Estava no mesmo lugar, tão calma e linda como ela só. Repito-me, mas em cada vez é a vez primeira no amor que lhe dedico. Não é entusiasmo, nem um agrado simples, é razão que aviva o meu ser mortal. Penso nela em todas as estações, lembro-a saudosamente em dias não; no estio, anseio a leveza dos seus abraços molhados e marco no calendário os dias da semana em que a visito. Se me chega a insónia, apetece-me a simbiose única que mantemos e me alisa os refegos da alma dissipando nebulosas, nódoas negras e o mais. Como se já não bastassem os nós que vamos dando e nos enredam a vida, os anos trazem de presente mazelas que nos recordam o encurtar desmedido dos limites. Porém, na sua presença tudo mingua e se retrai a ínfima proporção.
Contemplá-la do alto da escadaria é pura maravilha. Vejo-a e sou feliz por antecipação. Esperam-me horas e horas de prazer, por acaso - ou não -, bastante monótono. Apanhar sol e ler - ir à água - apanhar sol e ler - ir à água. O que eu sonho com este repete, repete, repete. É um facto: trazer companhia tem prerrogativas e serve de interrupção. Mas a identidade do gosto cumpre a sequência.

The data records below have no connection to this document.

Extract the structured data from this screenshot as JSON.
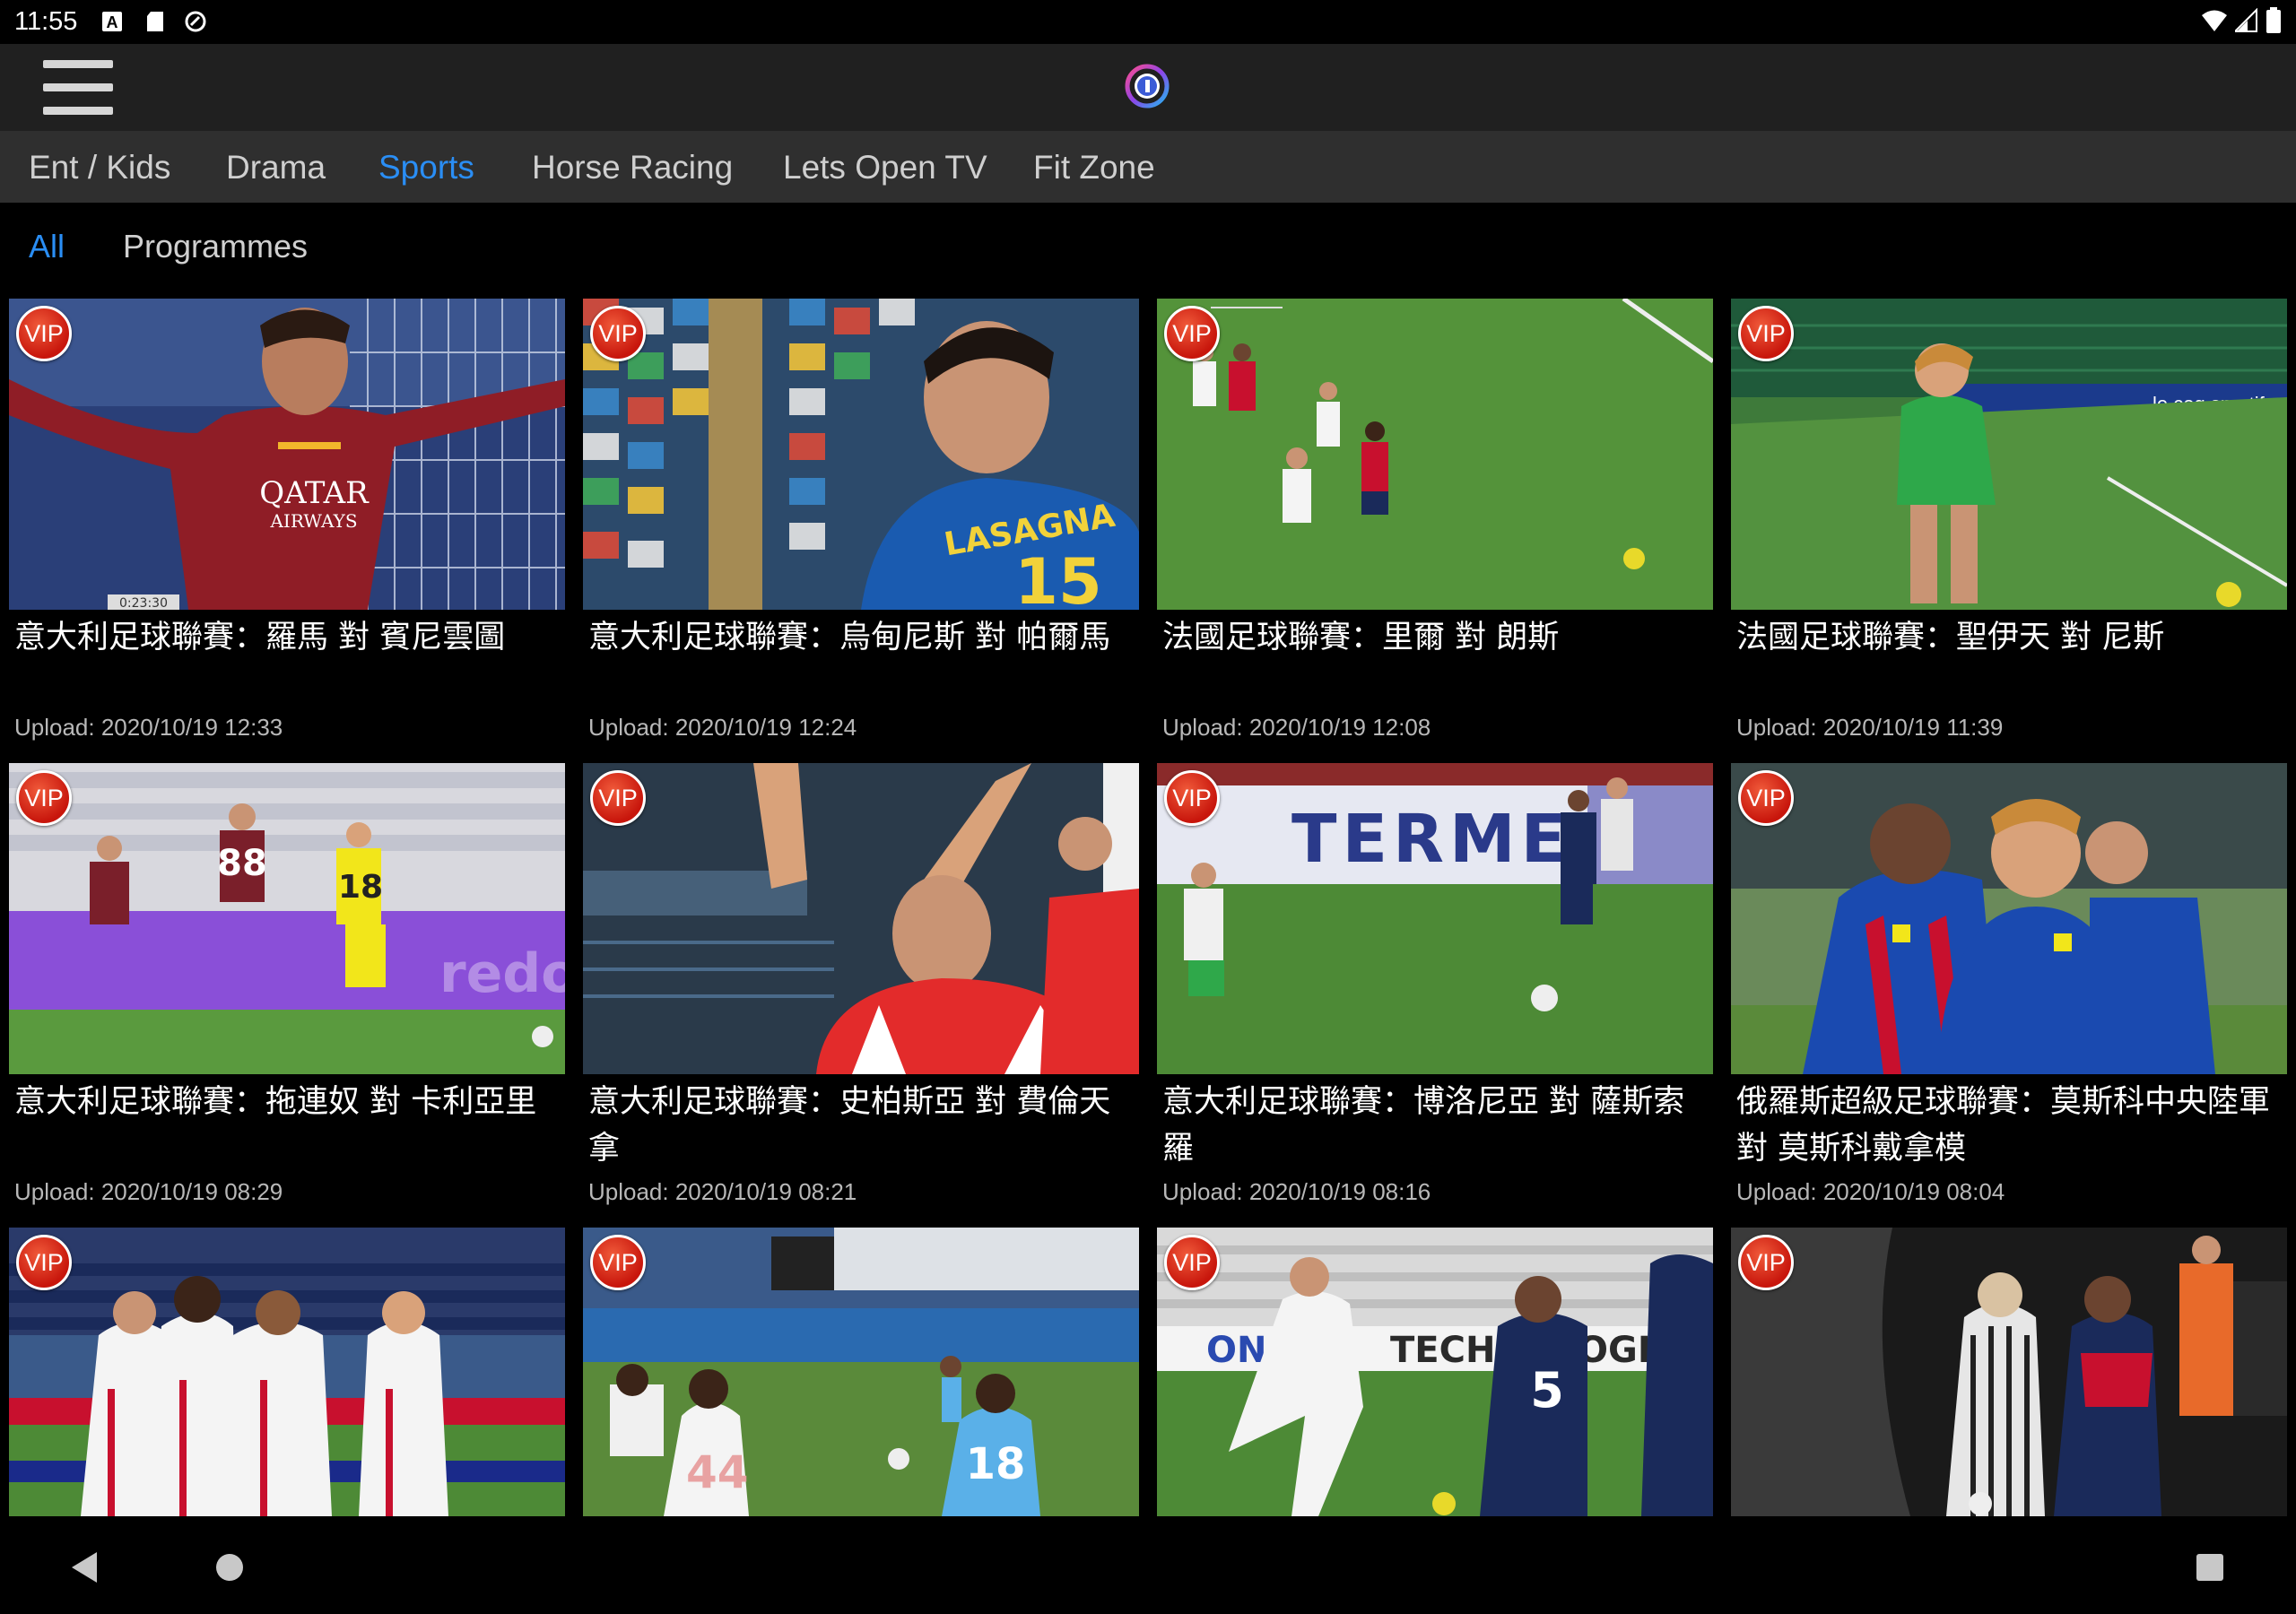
{
  "status_bar": {
    "time": "11:55",
    "icons": [
      "a-badge-icon",
      "sd-card-icon",
      "sync-icon"
    ],
    "right_icons": [
      "wifi-icon",
      "signal-icon",
      "battery-icon"
    ]
  },
  "app_bar": {
    "menu_icon": "hamburger-menu-icon",
    "logo": "app-logo-icon"
  },
  "category_tabs": [
    {
      "label": "Ent / Kids",
      "active": false
    },
    {
      "label": "Drama",
      "active": false
    },
    {
      "label": "Sports",
      "active": true
    },
    {
      "label": "Horse Racing",
      "active": false
    },
    {
      "label": "Lets Open TV",
      "active": false
    },
    {
      "label": "Fit Zone",
      "active": false
    }
  ],
  "sub_tabs": [
    {
      "label": "All",
      "active": true
    },
    {
      "label": "Programmes",
      "active": false
    }
  ],
  "videos": [
    {
      "vip": "VIP",
      "title": "意大利足球聯賽：羅馬 對 賓尼雲圖",
      "upload": "Upload: 2020/10/19 12:33",
      "timestamp": "0:23:30"
    },
    {
      "vip": "VIP",
      "title": "意大利足球聯賽：烏甸尼斯 對 帕爾馬",
      "upload": "Upload: 2020/10/19 12:24"
    },
    {
      "vip": "VIP",
      "title": "法國足球聯賽：里爾 對 朗斯",
      "upload": "Upload: 2020/10/19 12:08"
    },
    {
      "vip": "VIP",
      "title": "法國足球聯賽：聖伊天 對 尼斯",
      "upload": "Upload: 2020/10/19 11:39"
    },
    {
      "vip": "VIP",
      "title": "意大利足球聯賽：拖連奴 對 卡利亞里",
      "upload": "Upload: 2020/10/19 08:29"
    },
    {
      "vip": "VIP",
      "title": "意大利足球聯賽：史柏斯亞 對 費倫天拿",
      "upload": "Upload: 2020/10/19 08:21"
    },
    {
      "vip": "VIP",
      "title": "意大利足球聯賽：博洛尼亞 對 薩斯索羅",
      "upload": "Upload: 2020/10/19 08:16"
    },
    {
      "vip": "VIP",
      "title": "俄羅斯超級足球聯賽：莫斯科中央陸軍 對 莫斯科戴拿模",
      "upload": "Upload: 2020/10/19 08:04"
    },
    {
      "vip": "VIP",
      "title": "",
      "upload": ""
    },
    {
      "vip": "VIP",
      "title": "",
      "upload": ""
    },
    {
      "vip": "VIP",
      "title": "",
      "upload": ""
    },
    {
      "vip": "VIP",
      "title": "",
      "upload": ""
    }
  ],
  "colors": {
    "accent": "#2a8ef5",
    "appbar": "#202020",
    "tabs_bg": "#2f2f2f",
    "vip": "#d9261a"
  },
  "nav_bar": {
    "icons": [
      "back-icon",
      "home-icon",
      "recents-icon"
    ]
  }
}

Este ano a espera foi tão longa que nem olhei as árvores costumeiras, não notei as que morreram e mesmo mortas persistem na vigília, olham sem ver a fita de alcatrão, alentejana de gema no "sempre em frente" do caminho. Reparei nas cegonhitas novas e desabrochadas, armadas em donas da casa, olhando a mutação do mundo em quieta placidez. Para trás deixaram os dias de bico laranja em vê escancarado e o novelinho que mal se enxergava a sustentá-lo, uma diligência de asas a rodeá-las em voos de cuidado.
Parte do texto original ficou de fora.